If one has two sessions of data, it is fairly straightforward to achieve inference on the traditional “test-retest” correlations by binding the rows of the two sessions together and using indicator contrasts for each session, resulting in the following unique rows in the contrast matrix:

```
# A tibble: 4 x 4
`Intercept_1` IV_1 `Intercept_2` IV_2
<dbl> <dbl> <dbl> <dbl>
1 1 1 0 0
2 1 -1 0 0
3 0 0 1 1
4 0 0 1 -1
```

With that formulation, the correlation between `Intercept_1`

& `Intercept_2`

encodes the test-retest reliability of the intercept, and the correlation between `IV_1`

& `IV_2`

encodes the test-retest reliability of the effect of the variable `IV`

. And note that each reliability comes with a full posterior distribution.

However, I *feel* that, given the existence of classical quantities such as intraclass-correlation, there should be a way to compute reliability from even a single session. Gelman & Pardoe (2006) show a simple computation for a quantity I think is related to this, the “pooling factor” (\lambda) but that quantity would take the form of a single point value for each term, and I (possibly naively) was hoping there was a sensible quantity for which we could obtain a full posterior distribution.

Now, to be clear, G&P2006 define \lambda for a given term (i.e. the intercept or the effect of IV) as (with my shorthand at the far right):

\lambda = 1 - \frac{V^{K}_{k=1}(E(\epsilon_k))}{E(V^{K}_{k=1}(\epsilon_k))} = 1 - \frac{\lambda_n}{\lambda_d}

Where, \lambda_n the numerator of the fraction is straightforward, representing the between-subjects variance (though possibly not an identical quantity to the latent between-subjects variance that we typically model but a quasi-empirical variant?

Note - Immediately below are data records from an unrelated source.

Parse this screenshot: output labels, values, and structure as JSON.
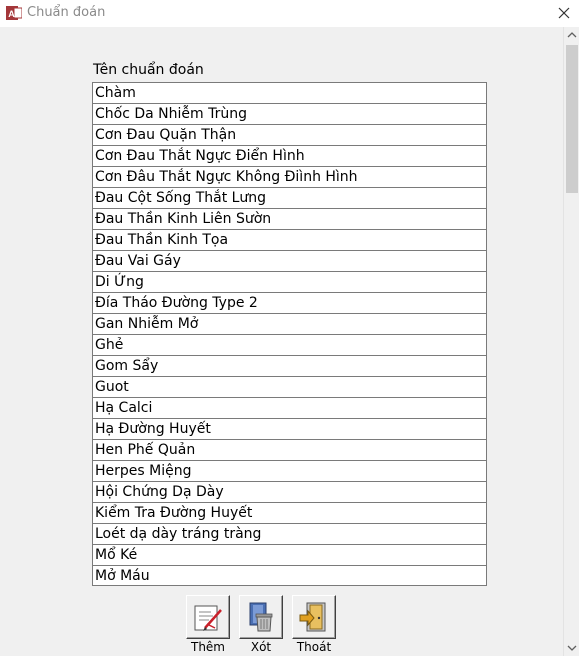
{
  "window": {
    "title": "Chuẩn đoán",
    "app_icon": "access-app-icon",
    "close_icon": "close-icon"
  },
  "list": {
    "label": "Tên chuẩn đoán",
    "items": [
      "Chàm",
      "Chốc Da Nhiễm Trùng",
      "Cơn Đau Quặn Thận",
      "Cơn Đau Thắt Ngực Điển Hình",
      "Cơn Đâu Thắt Ngực Không Điình Hình",
      "Đau Cột Sống Thắt Lưng",
      "Đau Thần Kinh Liên Sườn",
      "Đau Thần Kinh Tọa",
      "Đau Vai Gáy",
      "Di Ứng",
      "Đía Tháo Đường Type 2",
      "Gan Nhiễm Mở",
      "Ghẻ",
      "Gom Sẩy",
      "Guot",
      "Hạ Calci",
      "Hạ Đường Huyết",
      "Hen Phế Quản",
      "Herpes Miệng",
      "Hội Chứng Dạ Dày",
      "Kiểm Tra Đường Huyết",
      "Loét dạ dày tráng tràng",
      "Mổ Ké",
      "Mở Máu"
    ]
  },
  "toolbar": {
    "add_label": "Thêm",
    "delete_label": "Xót",
    "exit_label": "Thoát",
    "add_icon": "add-document-icon",
    "delete_icon": "trash-icon",
    "exit_icon": "exit-door-icon"
  },
  "colors": {
    "titlebar_bg": "#ffffff",
    "window_bg": "#f0f0f0",
    "list_border": "#7a7a7a",
    "title_text": "#8a8a8a",
    "app_icon_red": "#a4373a"
  }
}
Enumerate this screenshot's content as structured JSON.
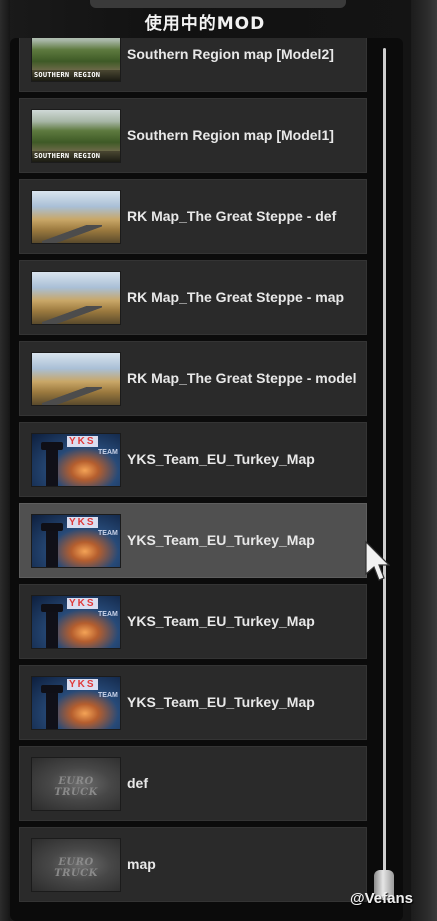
{
  "header": {
    "title": "使用中的MOD"
  },
  "mods": [
    {
      "label": "Southern Region map [Model2]",
      "thumb_type": "southern",
      "thumb_caption": "SOUTHERN REGION"
    },
    {
      "label": "Southern Region map [Model1]",
      "thumb_type": "southern",
      "thumb_caption": "SOUTHERN REGION"
    },
    {
      "label": "RK Map_The Great Steppe - def",
      "thumb_type": "steppe"
    },
    {
      "label": "RK Map_The Great Steppe - map",
      "thumb_type": "steppe"
    },
    {
      "label": "RK Map_The Great Steppe - model",
      "thumb_type": "steppe"
    },
    {
      "label": "YKS_Team_EU_Turkey_Map",
      "thumb_type": "yks",
      "thumb_logo": "YKS",
      "thumb_sub": "TEAM"
    },
    {
      "label": "YKS_Team_EU_Turkey_Map",
      "thumb_type": "yks",
      "thumb_logo": "YKS",
      "thumb_sub": "TEAM",
      "hovered": true
    },
    {
      "label": "YKS_Team_EU_Turkey_Map",
      "thumb_type": "yks",
      "thumb_logo": "YKS",
      "thumb_sub": "TEAM"
    },
    {
      "label": "YKS_Team_EU_Turkey_Map",
      "thumb_type": "yks",
      "thumb_logo": "YKS",
      "thumb_sub": "TEAM"
    },
    {
      "label": "def",
      "thumb_type": "ets",
      "thumb_caption": "EURO TRUCK"
    },
    {
      "label": "map",
      "thumb_type": "ets",
      "thumb_caption": "EURO TRUCK"
    }
  ],
  "watermark": "@Vefans",
  "icons": {
    "cursor": "mouse-pointer-icon"
  }
}
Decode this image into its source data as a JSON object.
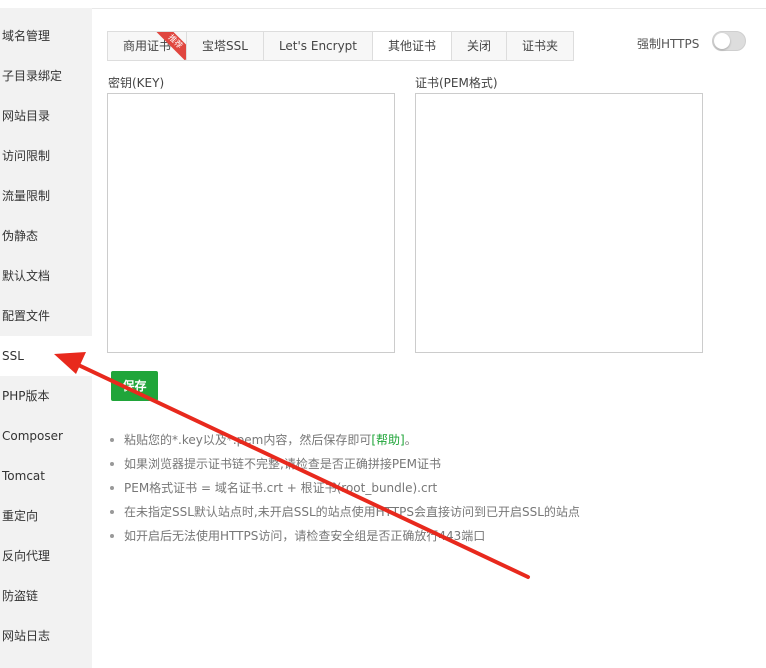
{
  "sidebar": {
    "items": [
      {
        "label": "域名管理"
      },
      {
        "label": "子目录绑定"
      },
      {
        "label": "网站目录"
      },
      {
        "label": "访问限制"
      },
      {
        "label": "流量限制"
      },
      {
        "label": "伪静态"
      },
      {
        "label": "默认文档"
      },
      {
        "label": "配置文件"
      },
      {
        "label": "SSL"
      },
      {
        "label": "PHP版本"
      },
      {
        "label": "Composer"
      },
      {
        "label": "Tomcat"
      },
      {
        "label": "重定向"
      },
      {
        "label": "反向代理"
      },
      {
        "label": "防盗链"
      },
      {
        "label": "网站日志"
      }
    ],
    "active_index": 8
  },
  "tabs": [
    {
      "label": "商用证书",
      "badge": "推荐"
    },
    {
      "label": "宝塔SSL"
    },
    {
      "label": "Let's Encrypt"
    },
    {
      "label": "其他证书"
    },
    {
      "label": "关闭"
    },
    {
      "label": "证书夹"
    }
  ],
  "active_tab": 3,
  "force_https": {
    "label": "强制HTTPS",
    "enabled": false
  },
  "key_field": {
    "label": "密钥(KEY)",
    "value": ""
  },
  "cert_field": {
    "label": "证书(PEM格式)",
    "value": ""
  },
  "save_label": "保存",
  "tips": {
    "t1_text": "粘贴您的*.key以及*.pem内容，然后保存即可",
    "t1_link": "[帮助]",
    "t1_end": "。",
    "t2": "如果浏览器提示证书链不完整,请检查是否正确拼接PEM证书",
    "t3": "PEM格式证书 = 域名证书.crt + 根证书(root_bundle).crt",
    "t4": "在未指定SSL默认站点时,未开启SSL的站点使用HTTPS会直接访问到已开启SSL的站点",
    "t5": "如开启后无法使用HTTPS访问，请检查安全组是否正确放行443端口"
  },
  "colors": {
    "accent": "#20a53a",
    "arrow": "#e8291d",
    "badge": "#e0463f"
  }
}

At least, in the G&P2006’s R code they seem to look at the latter even though the BUGS model incorporates the former).

The denominator, \lambda_d, is a bit more complicated, but I think it’s intended to reflect the expected variance of the term *within* each subject. With multiple sessions, it’s straightforward to compute this for a given term (ex. the intercept) by computing it for each subject and session, then within each subject computing the variance of the values and finally collapsing the resulting collection of variances to a single mean across subjects. I expect that value would correspond well with the correlations derived above.

With one session, however, it seems more difficult to derive the expected within-subject variance of a term. G&P2006 propose using the variance *across samples in the posterior*, thus yielding a single point value rather than a full posterior.

In principle I guess one still has a full posterior on the between-subjects variance (or, at least if one uses the model parameter for this quantity, c.f. G&P2006’s use of a quasi-empirical quantity), one could then divide this value by the point value for \lambda_d to yield a full posterior on the pooling factor, but I still think I’m missing something with that “solution”.

I presume this is all old had somewhere and I’m just terrible at searching to find the relevant literature on this computation. Anyone have any tips? (@andrewgelman yourself perhaps?)

One idea I’ve had is to use the posterior samples to literally generate many simulated sessions of data for many simulated subject for each sample in the posterior, but that feels like a lot of compute and again I have this nagging feeling there’s an analytic solution that I’m missing. If the model were just an intercept, then the magnitude of measurement noise and number of samples would determine the within-subject variance of the intercept term, but with a more complicated model including effects reflecting difference scores between conditions, I’m finding it harder to think of the formula for the implied magnitude of within-subject variance for all terms.